In addition to being a full-time mom and freelance writer, I can spend 30-plus hours a week at the baseball field. This is where a large part of my life with four sons takes place. And for the most part, it’s worth it. My boys have fun and learn life lessons about respect, teamwork, discipline, grit, and perseverance. And how to handle criticism.
But every so often, something happens that makes my maternal instincts flare up.
Last week was one of those times. My son’s team played a doubleheader and lost both games, badly. The boys on the other team were bigger and had clearly been playing together for years. They worked together seamlessly, like a single organism. Our team tried, but they got flustered, made errors, and almost everyone struck out.
The next day at practice, one of the coaches decided to use my son as an example in front of the team. He called my son’s name. “Instead of staying in there, you pulled your head out and missed a lot of good, hittable pitches.” Then he growled for good measure.
What he was saying might have been true, but his method of delivery went completely counter to my beliefs about leading—which is to praise in public, criticize in private.
I was angry. But I knew offending my son’s coach would impact my son in the future. So I chose to do some research before deciding what to do. What is the best way for me to help my son when he’s dealing with criticism from his coach?
I learned that for some people, this type of interaction is harmful.
People with pessimistic ways of talking to themselves might hear the coach say, “You missed a good pitch because you pulled your head out,” and say to themselves, “That’s because I’m a terrible baseball player.” That kind of shame is hard to recover from—especially for people who keep it bottled up inside.
On the other hand, people with more optimistic ways of talking to themselves, might hear, “You missed a good pitch because you pulled your head out,” and say to themselves, “Dang, I guess I need to get back into the batting cages and work out that kink.”

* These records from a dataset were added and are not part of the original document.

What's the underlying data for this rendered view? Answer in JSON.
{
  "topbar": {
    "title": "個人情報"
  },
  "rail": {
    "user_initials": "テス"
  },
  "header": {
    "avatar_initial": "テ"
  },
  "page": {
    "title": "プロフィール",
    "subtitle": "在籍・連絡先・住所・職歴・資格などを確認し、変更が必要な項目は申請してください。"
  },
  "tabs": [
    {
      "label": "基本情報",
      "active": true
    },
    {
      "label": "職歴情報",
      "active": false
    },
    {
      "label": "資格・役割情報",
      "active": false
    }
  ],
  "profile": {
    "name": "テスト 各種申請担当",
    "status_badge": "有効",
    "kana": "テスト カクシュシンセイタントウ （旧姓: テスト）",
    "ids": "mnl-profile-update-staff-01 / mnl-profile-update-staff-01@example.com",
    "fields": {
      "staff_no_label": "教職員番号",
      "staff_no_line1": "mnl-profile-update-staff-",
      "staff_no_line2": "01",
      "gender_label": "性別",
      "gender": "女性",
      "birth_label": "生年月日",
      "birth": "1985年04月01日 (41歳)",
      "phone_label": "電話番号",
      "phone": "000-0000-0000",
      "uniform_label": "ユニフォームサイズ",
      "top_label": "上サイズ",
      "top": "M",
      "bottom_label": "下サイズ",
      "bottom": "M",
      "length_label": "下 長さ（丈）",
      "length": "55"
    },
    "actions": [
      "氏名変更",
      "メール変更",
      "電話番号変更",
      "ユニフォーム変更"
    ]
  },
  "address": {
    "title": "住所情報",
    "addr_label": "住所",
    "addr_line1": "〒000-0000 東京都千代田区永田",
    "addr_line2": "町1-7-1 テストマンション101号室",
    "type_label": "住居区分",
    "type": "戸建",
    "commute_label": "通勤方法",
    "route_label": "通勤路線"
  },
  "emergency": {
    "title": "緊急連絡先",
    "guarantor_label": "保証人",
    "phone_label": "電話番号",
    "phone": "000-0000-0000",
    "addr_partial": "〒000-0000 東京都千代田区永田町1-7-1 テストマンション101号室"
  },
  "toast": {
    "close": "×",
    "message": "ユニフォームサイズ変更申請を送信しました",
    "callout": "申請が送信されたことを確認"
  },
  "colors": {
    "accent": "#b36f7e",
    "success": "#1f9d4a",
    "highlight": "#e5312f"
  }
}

They are able to use the criticism as motivation to improve.
So which type was my son?
Did I need to follow my instincts and have a talk with the coach? Or would he use this experience as motivation to grow?
I wasn’t certain, but I observed his behavior. I didn’t see any outward signs that my son was struggling to recover.
He didn’t yell at his brothers or isolate himself in front of a digital device—two things he commonly does when he’s upset. In fact, 10 minutes after we got home, he asked my husband if they could practice hitting together in the backyard.
He seemed to be using the experience as an incentive to sharpen his skills. I wanted to be sure though, so I asked him if he wanted me to talk to his coach. He thought about it for a minute and said, “Nah, I’m good. You can leave it alone.”
So I did.
I learned through this experience that I shouldn’t assume alternate leadership styles are harmful. It’s okay to take a breath before I intervene on my son’s behalf. By watching what he does when I know he’s hurt, I can learn his signals. If an interaction with a coach triggers those types of behaviors, I can use those opportunities to help him learn to be more optimistic by dealing with criticism in context.
I can show him how to use the opposition to grow rather than wilt.
Depending on how deep the wound, I might also suggest that my son could benefit from speaking with the coach one-on-one. Following this pattern will not only empower my son, but it will also help me relax knowing that I don’t need to intervene except in the case of an egregious offense.
It comes down to being present for your children when they are at risk. Pay attention to how they talk to themselves, and work with them to build emotional resilience. These skills will act as a protective barrier throughout their lives—including during those times when you miss signals or aren’t able to intervene on their behalf.